STATE OF RHODE ISLAND AND PROVIDENCE PLANTATIONS
PROVIDENCE, SC DISTRICT COURT, SIXTH DIVISION
JAMES A. HILL,
JR. :
V. : A.A. 00-54
DEPARTMENT OF LABOR AND TRAINING, BOARD OF REVIEW :
D E C I S I O N
QUIRK, J. This
matter is before the Court on the complaint of James A. Hill, Jr., filed pursuant
to Rhode Island General Laws § 42-35-15, seeking judicial review of a final
decision rendered by the respondent, Board of Review, Department of Labor and
Training, which upheld the finding of the Referee that the claimant, James A.
Hill, Jr. was not entitled to receive employment security benefits.
The travel of the case is as follows.
"The claimant was employed for 33 years. His last day of work was February
18, 2000. He filed a claim for Employment Security benefits on February 21,
2000.
On March 2, 2000 the Director determined that the claimant voluntarily left his job without good cause within the meaning of Section 28-44-17 of the Rhode Island Employment Security Act. On March 13, 2000 the claimant filed an appeal of this decision.
A hearing was held before a Referee on March 30, 2000. Only the claimant was present. On March 31, 2000 the Referee affirmed the decision of the Director and denied benefits. On April 5, 2000 the claimant appealed to the Board of Review.

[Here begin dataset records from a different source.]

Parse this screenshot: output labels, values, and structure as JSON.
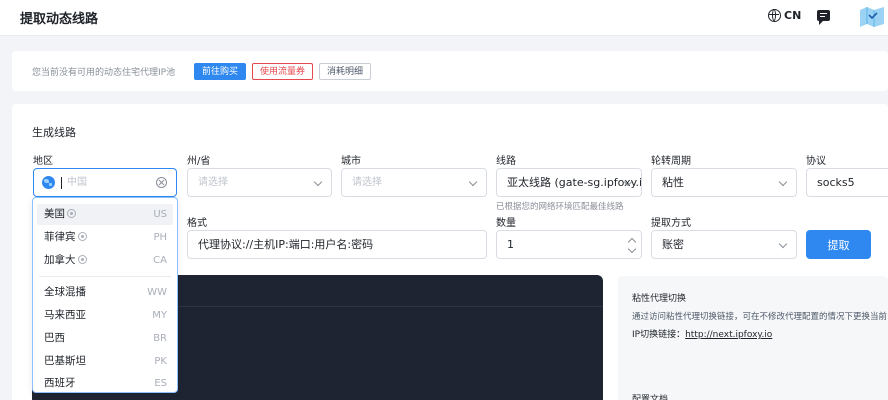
{
  "header": {
    "title": "提取动态线路",
    "lang": "CN",
    "icons": [
      "globe-icon",
      "message-icon",
      "map-icon"
    ]
  },
  "notice": {
    "text": "您当前没有可用的动态住宅代理IP池",
    "buy_label": "前往购买",
    "coupon_label": "使用流量券",
    "detail_label": "消耗明细"
  },
  "form": {
    "section_title": "生成线路",
    "region": {
      "label": "地区",
      "placeholder": "中国"
    },
    "state": {
      "label": "州/省",
      "placeholder": "请选择"
    },
    "city": {
      "label": "城市",
      "placeholder": "请选择"
    },
    "route": {
      "label": "线路",
      "value": "亚太线路 (gate-sg.ipfoxy.io)",
      "hint": "已根据您的网络环境匹配最佳线路"
    },
    "rotation": {
      "label": "轮转周期",
      "value": "粘性"
    },
    "protocol": {
      "label": "协议",
      "value": "socks5"
    },
    "format": {
      "label": "格式",
      "value": "代理协议://主机IP:端口:用户名:密码"
    },
    "quantity": {
      "label": "数量",
      "value": "1"
    },
    "extract_method": {
      "label": "提取方式",
      "value": "账密"
    },
    "submit_label": "提取"
  },
  "side_panel": {
    "title": "粘性代理切换",
    "desc": "通过访问粘性代理切换链接，可在不修改代理配置的情况下更换当前",
    "link_label": "IP切换链接：",
    "link": "http://next.ipfoxy.io",
    "title2": "配置文档"
  },
  "dropdown": {
    "items": [
      {
        "name": "美国",
        "code": "US",
        "badge": true
      },
      {
        "name": "菲律宾",
        "code": "PH",
        "badge": true
      },
      {
        "name": "加拿大",
        "code": "CA",
        "badge": true
      },
      {
        "name": "全球混播",
        "code": "WW",
        "badge": false
      },
      {
        "name": "马来西亚",
        "code": "MY",
        "badge": false
      },
      {
        "name": "巴西",
        "code": "BR",
        "badge": false
      },
      {
        "name": "巴基斯坦",
        "code": "PK",
        "badge": false
      },
      {
        "name": "西班牙",
        "code": "ES",
        "badge": false
      }
    ],
    "active_index": 0
  },
  "colors": {
    "accent": "#2f88f0",
    "danger": "#e5484d",
    "terminal_bg": "#1e2432"
  }
}
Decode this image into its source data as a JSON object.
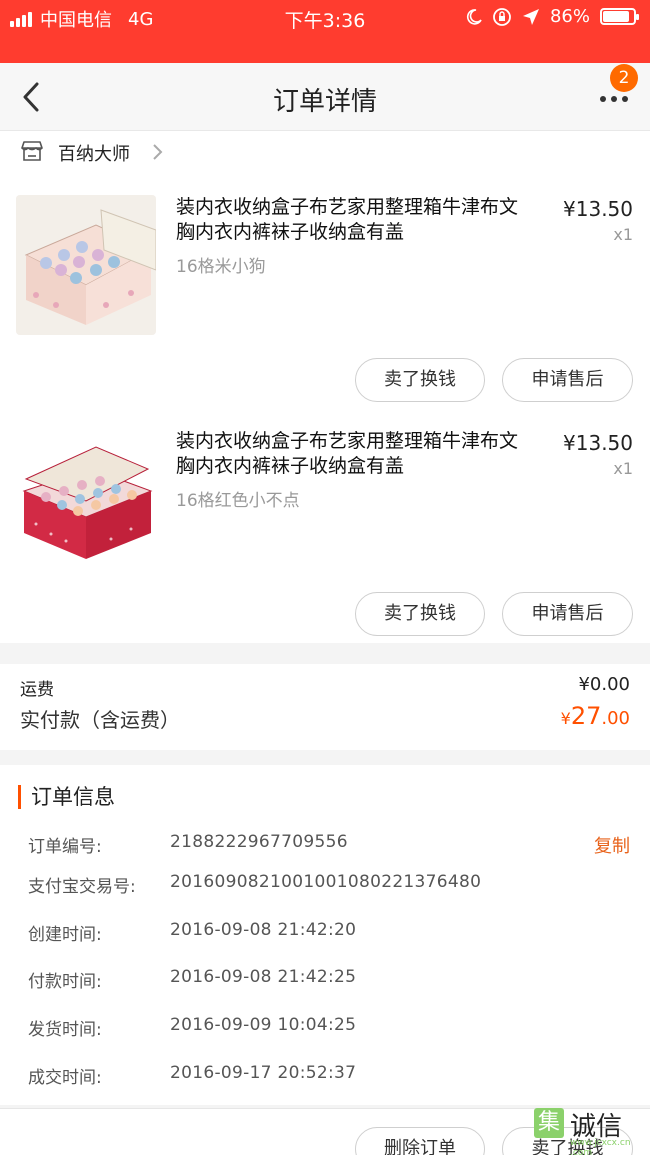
{
  "status_bar": {
    "carrier": "中国电信",
    "network": "4G",
    "time": "下午3:36",
    "battery_percent": "86%",
    "battery_level": 0.86
  },
  "nav": {
    "title": "订单详情",
    "badge_count": "2",
    "back_icon": "chevron-left-icon",
    "more_icon": "more-dots-icon"
  },
  "shop": {
    "name": "百纳大师",
    "icon": "store-icon"
  },
  "items": [
    {
      "title": "装内衣收纳盒子布艺家用整理箱牛津布文胸内衣内裤袜子收纳盒有盖",
      "spec": "16格米小狗",
      "price": "¥13.50",
      "qty": "x1",
      "button_sell": "卖了换钱",
      "button_aftersale": "申请售后"
    },
    {
      "title": "装内衣收纳盒子布艺家用整理箱牛津布文胸内衣内裤袜子收纳盒有盖",
      "spec": "16格红色小不点",
      "price": "¥13.50",
      "qty": "x1",
      "button_sell": "卖了换钱",
      "button_aftersale": "申请售后"
    }
  ],
  "fees": {
    "shipping_label": "运费",
    "shipping_value": "¥0.00",
    "paid_label": "实付款（含运费）",
    "paid_currency": "¥",
    "paid_int": "27",
    "paid_dec": ".00"
  },
  "order_info": {
    "heading": "订单信息",
    "copy_label": "复制",
    "rows": [
      {
        "key": "订单编号:",
        "value": "2188222967709556"
      },
      {
        "key": "支付宝交易号:",
        "value": "2016090821001001080221376480"
      },
      {
        "key": "创建时间:",
        "value": "2016-09-08 21:42:20"
      },
      {
        "key": "付款时间:",
        "value": "2016-09-08 21:42:25"
      },
      {
        "key": "发货时间:",
        "value": "2016-09-09 10:04:25"
      },
      {
        "key": "成交时间:",
        "value": "2016-09-17 20:52:37"
      }
    ]
  },
  "bottom_actions": {
    "delete_label": "删除订单",
    "sell_label": "卖了换钱"
  },
  "watermark": {
    "box_char": "集",
    "text": "诚信",
    "sub": "www.jcxcx.cn .com"
  },
  "colors": {
    "status_bar": "#ff3c2f",
    "accent": "#ff5000",
    "copy": "#e8621a",
    "badge": "#ff6a00"
  }
}
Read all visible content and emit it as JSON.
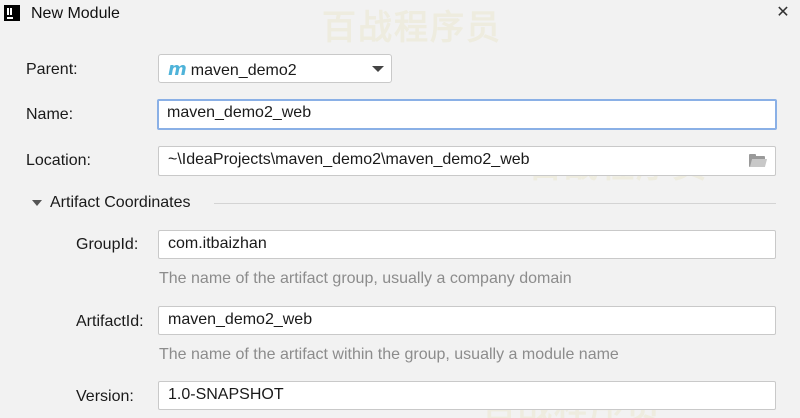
{
  "window": {
    "title": "New Module",
    "close_glyph": "✕"
  },
  "form": {
    "parent": {
      "label": "Parent:",
      "value": "maven_demo2",
      "icon": "m"
    },
    "name": {
      "label": "Name:",
      "value": "maven_demo2_web"
    },
    "location": {
      "label": "Location:",
      "value": "~\\IdeaProjects\\maven_demo2\\maven_demo2_web"
    }
  },
  "artifact": {
    "section_title": "Artifact Coordinates",
    "group_id": {
      "label": "GroupId:",
      "value": "com.itbaizhan",
      "hint": "The name of the artifact group, usually a company domain"
    },
    "artifact_id": {
      "label": "ArtifactId:",
      "value": "maven_demo2_web",
      "hint": "The name of the artifact within the group, usually a module name"
    },
    "version": {
      "label": "Version:",
      "value": "1.0-SNAPSHOT"
    }
  },
  "watermark": {
    "text": "百战程序员"
  },
  "colors": {
    "background": "#f2f2f2",
    "focus_border": "#8ab0e6",
    "maven_icon": "#4fb3d9",
    "hint_text": "#8c8c8c"
  }
}
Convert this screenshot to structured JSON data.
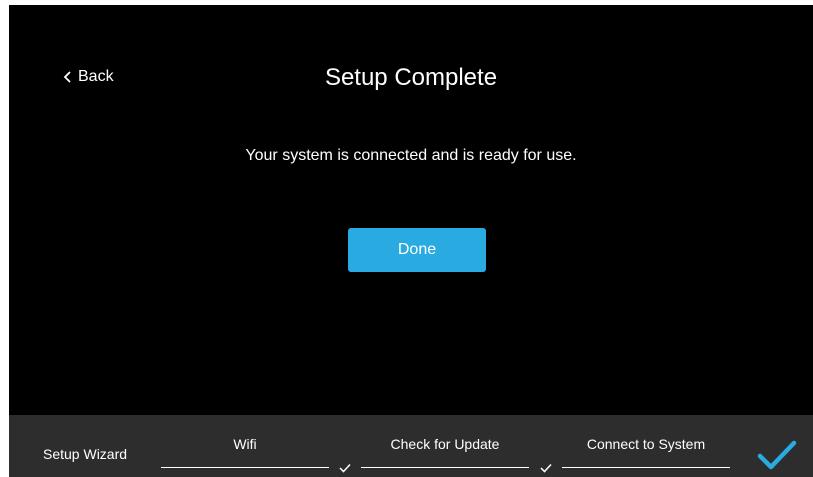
{
  "header": {
    "back_label": "Back",
    "title": "Setup Complete"
  },
  "main": {
    "message": "Your system is connected and is ready for use.",
    "done_label": "Done"
  },
  "footer": {
    "wizard_label": "Setup Wizard",
    "steps": [
      {
        "label": "Wifi",
        "completed": true
      },
      {
        "label": "Check for Update",
        "completed": true
      },
      {
        "label": "Connect to System",
        "completed": true
      }
    ],
    "final_icon": "checkmark-icon"
  },
  "colors": {
    "background": "#000000",
    "accent": "#29abe2",
    "footer": "#2d2d2d",
    "text": "#ffffff"
  }
}
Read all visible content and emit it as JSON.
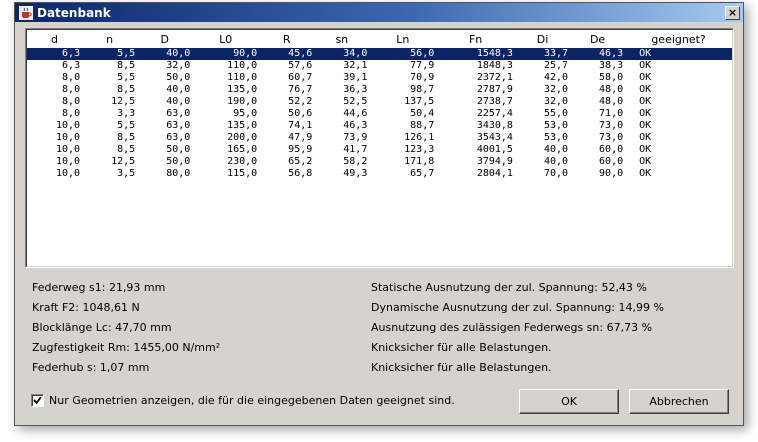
{
  "window": {
    "title": "Datenbank",
    "close_glyph": "×"
  },
  "table": {
    "columns": [
      "d",
      "n",
      "D",
      "L0",
      "R",
      "sn",
      "Ln",
      "Fn",
      "Di",
      "De",
      "geeignet?"
    ],
    "selected_row": 0,
    "rows": [
      [
        "6,3",
        "5,5",
        "40,0",
        "90,0",
        "45,6",
        "34,0",
        "56,0",
        "1548,3",
        "33,7",
        "46,3",
        "OK"
      ],
      [
        "6,3",
        "8,5",
        "32,0",
        "110,0",
        "57,6",
        "32,1",
        "77,9",
        "1848,3",
        "25,7",
        "38,3",
        "OK"
      ],
      [
        "8,0",
        "5,5",
        "50,0",
        "110,0",
        "60,7",
        "39,1",
        "70,9",
        "2372,1",
        "42,0",
        "58,0",
        "OK"
      ],
      [
        "8,0",
        "8,5",
        "40,0",
        "135,0",
        "76,7",
        "36,3",
        "98,7",
        "2787,9",
        "32,0",
        "48,0",
        "OK"
      ],
      [
        "8,0",
        "12,5",
        "40,0",
        "190,0",
        "52,2",
        "52,5",
        "137,5",
        "2738,7",
        "32,0",
        "48,0",
        "OK"
      ],
      [
        "8,0",
        "3,3",
        "63,0",
        "95,0",
        "50,6",
        "44,6",
        "50,4",
        "2257,4",
        "55,0",
        "71,0",
        "OK"
      ],
      [
        "10,0",
        "5,5",
        "63,0",
        "135,0",
        "74,1",
        "46,3",
        "88,7",
        "3430,8",
        "53,0",
        "73,0",
        "OK"
      ],
      [
        "10,0",
        "8,5",
        "63,0",
        "200,0",
        "47,9",
        "73,9",
        "126,1",
        "3543,4",
        "53,0",
        "73,0",
        "OK"
      ],
      [
        "10,0",
        "8,5",
        "50,0",
        "165,0",
        "95,9",
        "41,7",
        "123,3",
        "4001,5",
        "40,0",
        "60,0",
        "OK"
      ],
      [
        "10,0",
        "12,5",
        "50,0",
        "230,0",
        "65,2",
        "58,2",
        "171,8",
        "3794,9",
        "40,0",
        "60,0",
        "OK"
      ],
      [
        "10,0",
        "3,5",
        "80,0",
        "115,0",
        "56,8",
        "49,3",
        "65,7",
        "2804,1",
        "70,0",
        "90,0",
        "OK"
      ]
    ]
  },
  "info_left": {
    "federweg": "Federweg s1: 21,93 mm",
    "kraft": "Kraft F2: 1048,61 N",
    "blocklaenge": "Blocklänge Lc: 47,70 mm",
    "zugfestigkeit": "Zugfestigkeit Rm: 1455,00 N/mm²",
    "federhub": "Federhub s: 1,07 mm"
  },
  "info_right": {
    "statisch": "Statische Ausnutzung der zul. Spannung: 52,43 %",
    "dynamisch": "Dynamische Ausnutzung der zul. Spannung: 14,99 %",
    "federweg_ausnutzung": "Ausnutzung des zulässigen Federwegs sn: 67,73 %",
    "knick1": "Knicksicher für alle Belastungen.",
    "knick2": "Knicksicher für alle Belastungen."
  },
  "filter": {
    "label": "Nur Geometrien anzeigen, die für die eingegebenen Daten geeignet sind.",
    "checked": true
  },
  "buttons": {
    "ok": "OK",
    "cancel": "Abbrechen"
  },
  "colors": {
    "selection": "#0a246a",
    "titlebar_start": "#0b246a",
    "dialog_bg": "#d6d3ce"
  },
  "icons": {
    "app": "java-cup-icon",
    "close": "close-icon",
    "check": "checkmark-icon"
  }
}
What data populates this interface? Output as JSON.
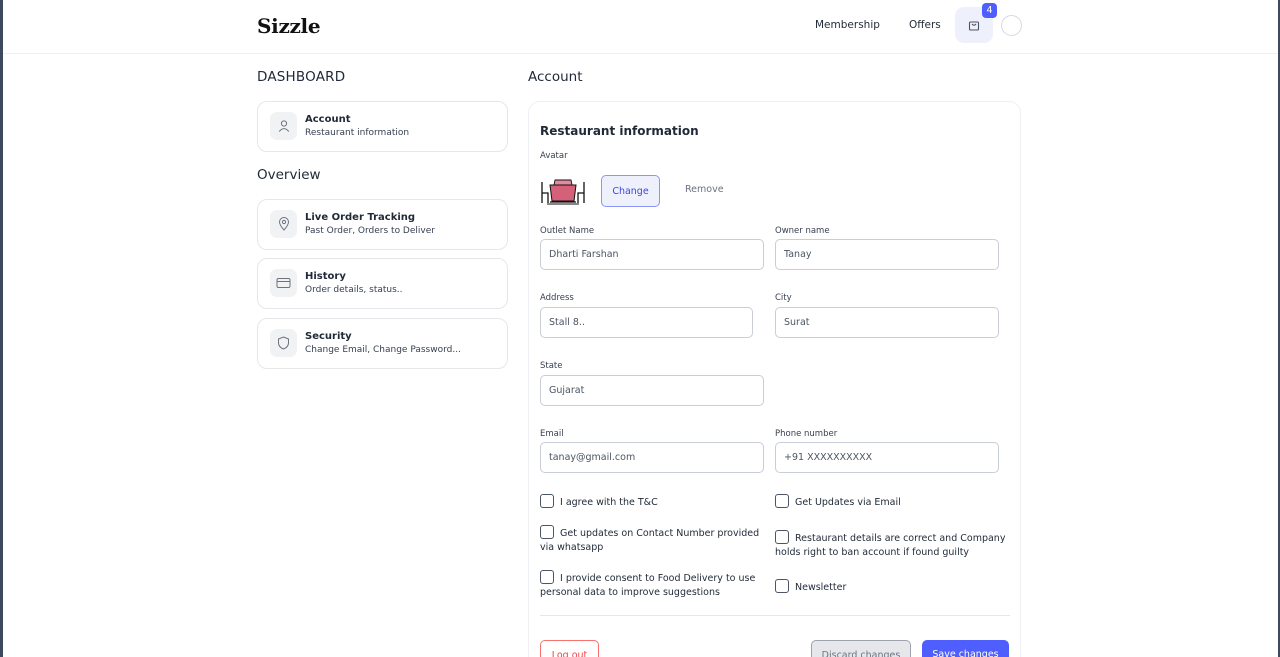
{
  "header": {
    "logo": "Sizzle",
    "nav": {
      "membership": "Membership",
      "offers": "Offers"
    },
    "cart_count": "4"
  },
  "sidebar": {
    "heading": "DASHBOARD",
    "account": {
      "title": "Account",
      "subtitle": "Restaurant information",
      "icon": "user-icon"
    },
    "overview_heading": "Overview",
    "items": [
      {
        "title": "Live Order Tracking",
        "subtitle": "Past Order, Orders to Deliver",
        "icon": "location-pin-icon"
      },
      {
        "title": "History",
        "subtitle": "Order details, status..",
        "icon": "card-icon"
      },
      {
        "title": "Security",
        "subtitle": "Change Email, Change Password...",
        "icon": "shield-icon"
      }
    ]
  },
  "main": {
    "heading": "Account",
    "section_title": "Restaurant information",
    "avatar_label": "Avatar",
    "change_label": "Change",
    "remove_label": "Remove",
    "fields": {
      "outlet_name": {
        "label": "Outlet Name",
        "value": "Dharti Farshan"
      },
      "owner_name": {
        "label": "Owner name",
        "value": "Tanay"
      },
      "address": {
        "label": "Address",
        "value": "Stall 8.."
      },
      "city": {
        "label": "City",
        "value": "Surat"
      },
      "state": {
        "label": "State",
        "value": "Gujarat"
      },
      "email": {
        "label": "Email",
        "value": "tanay@gmail.com"
      },
      "phone": {
        "label": "Phone number",
        "value": "+91 XXXXXXXXXX"
      }
    },
    "checkboxes": {
      "tnc": "I agree with the T&C",
      "email_updates": "Get Updates via Email",
      "whatsapp": "Get updates on Contact Number provided via whatsapp",
      "details_correct": "Restaurant details are correct and Company holds right to ban account if found guilty",
      "consent": "I provide consent to Food Delivery to use personal data to improve suggestions",
      "newsletter": "Newsletter"
    },
    "buttons": {
      "logout": "Log out",
      "discard": "Discard changes",
      "save": "Save changes"
    }
  }
}
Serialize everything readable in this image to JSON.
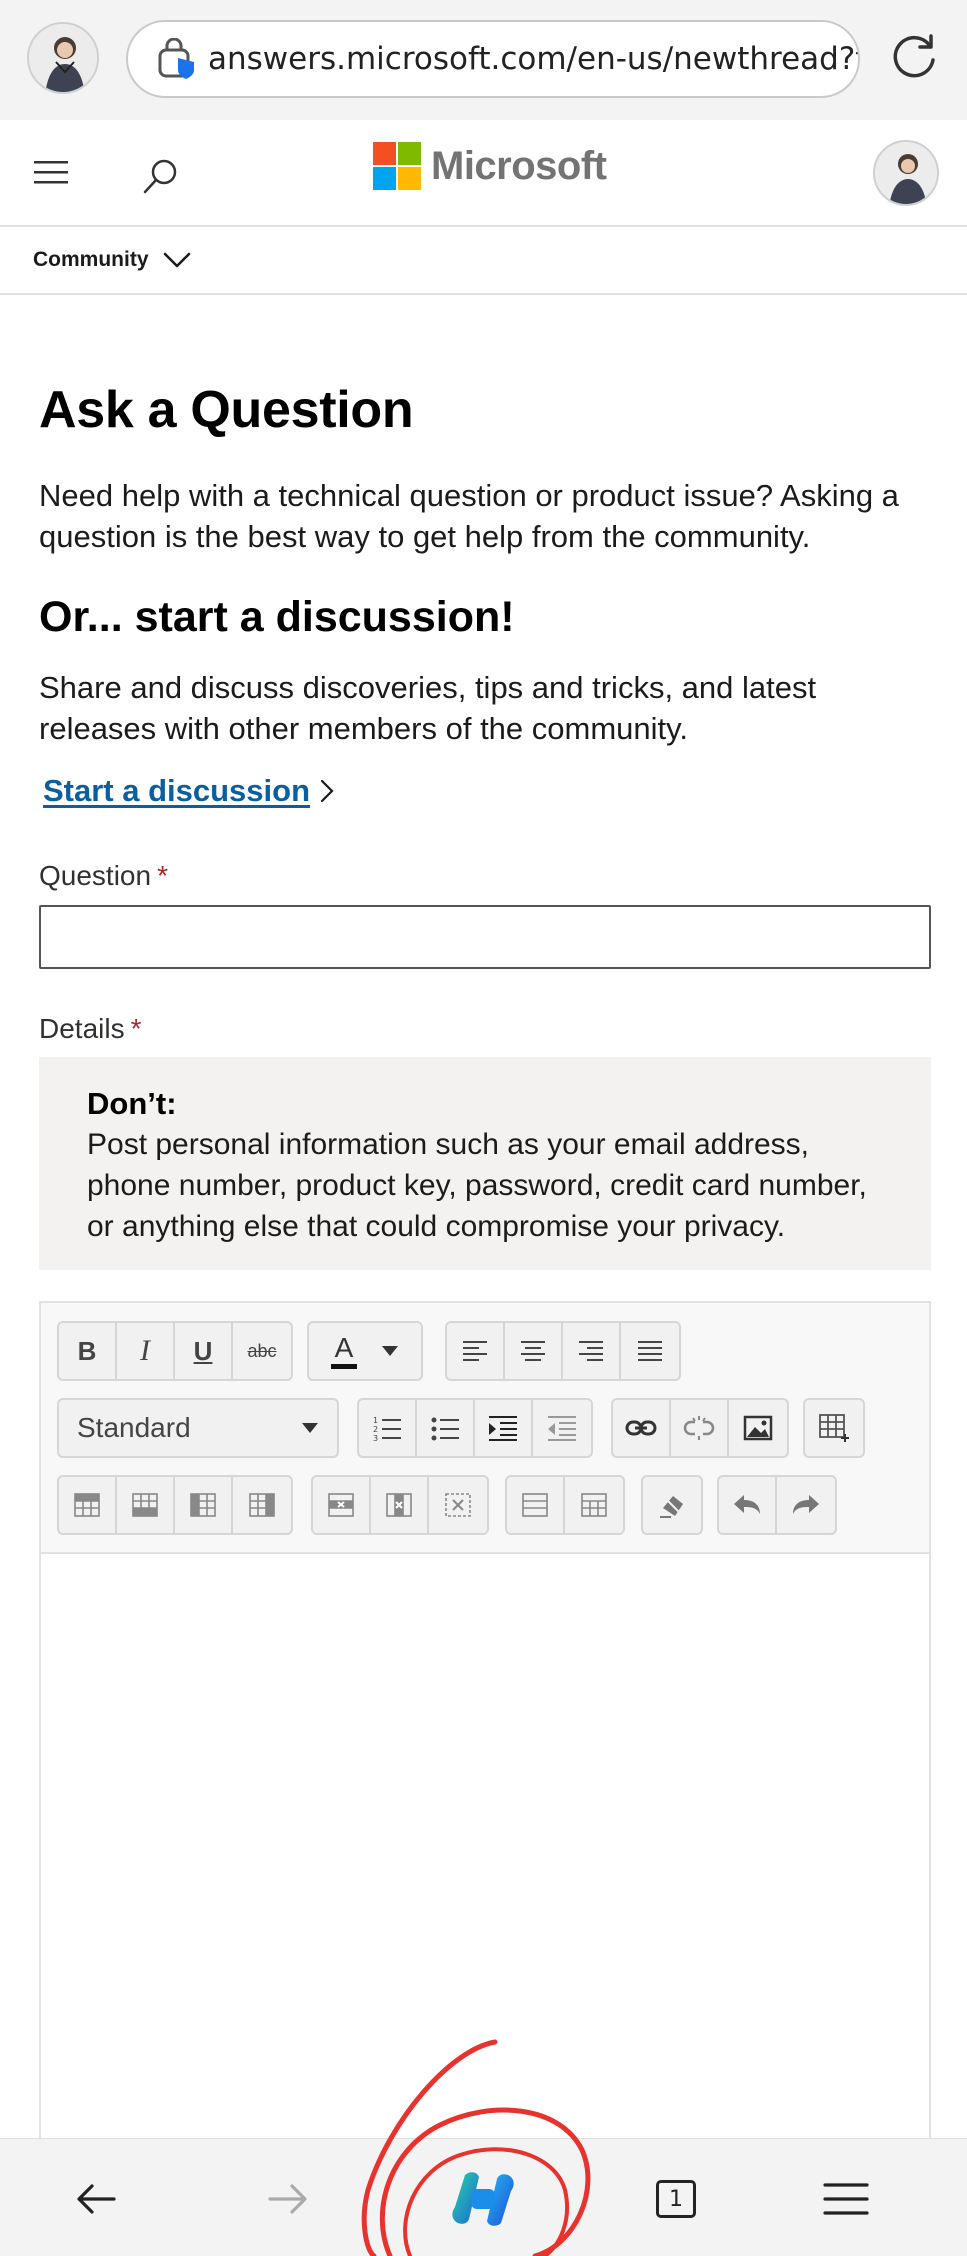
{
  "browser": {
    "url": "answers.microsoft.com/en-us/newthread?threadtype=questions",
    "tab_count": "1"
  },
  "header": {
    "logo_text": "Microsoft",
    "logo_colors": [
      "#f25022",
      "#7fba00",
      "#00a4ef",
      "#ffb900"
    ]
  },
  "nav": {
    "community_label": "Community"
  },
  "page": {
    "title": "Ask a Question",
    "intro": "Need help with a technical question or product issue? Asking a question is the best way to get help from the community.",
    "discussion_title": "Or... start a discussion!",
    "discussion_text": "Share and discuss discoveries, tips and tricks, and latest releases with other members of the community.",
    "discussion_link": "Start a discussion"
  },
  "form": {
    "question_label": "Question",
    "details_label": "Details",
    "required_mark": "*",
    "question_value": ""
  },
  "warning": {
    "title": "Don’t:",
    "text": "Post personal information such as your email address, phone number, product key, password, credit card number, or anything else that could compromise your privacy."
  },
  "toolbar": {
    "bold": "B",
    "italic": "I",
    "underline": "U",
    "strike": "abc",
    "font_color_letter": "A",
    "style_selected": "Standard"
  },
  "colors": {
    "link": "#0a5fa1",
    "required": "#a4262c",
    "annotation": "#e8322d"
  }
}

A hearing was held before the full Board of Review on April 25, 2000. The claimant and his counsel were present and provided testimony and argument." (Decision of Board of Review - May 3, 2000)
The Referee held
the claimant was not entitled to receive unemployment security benefits, based
on the determination that claimant voluntarily left his job without good cause
and was thus disqualified pursuant to Rhode Island General Laws § 28-44-17.
Thereafter, a timely appeal was filed and the matter was heard by the Board
of Review. The Board determined that the Referee's decision was a proper adjudication
of the facts, and upheld the Referee's decision. Thereafter, the claimant filed
a complaint for judicial review; jurisdiction for review of the decisions of
the Board is vested in the District Court by Rhode Island General Laws §
28-44-52.
The standard of review is provided by Rhode Island General Laws § 42-35-15(g),
a section of the state Administrative Procedures Act, which provides as follows:
42-35-15. Judicial review of contested cases.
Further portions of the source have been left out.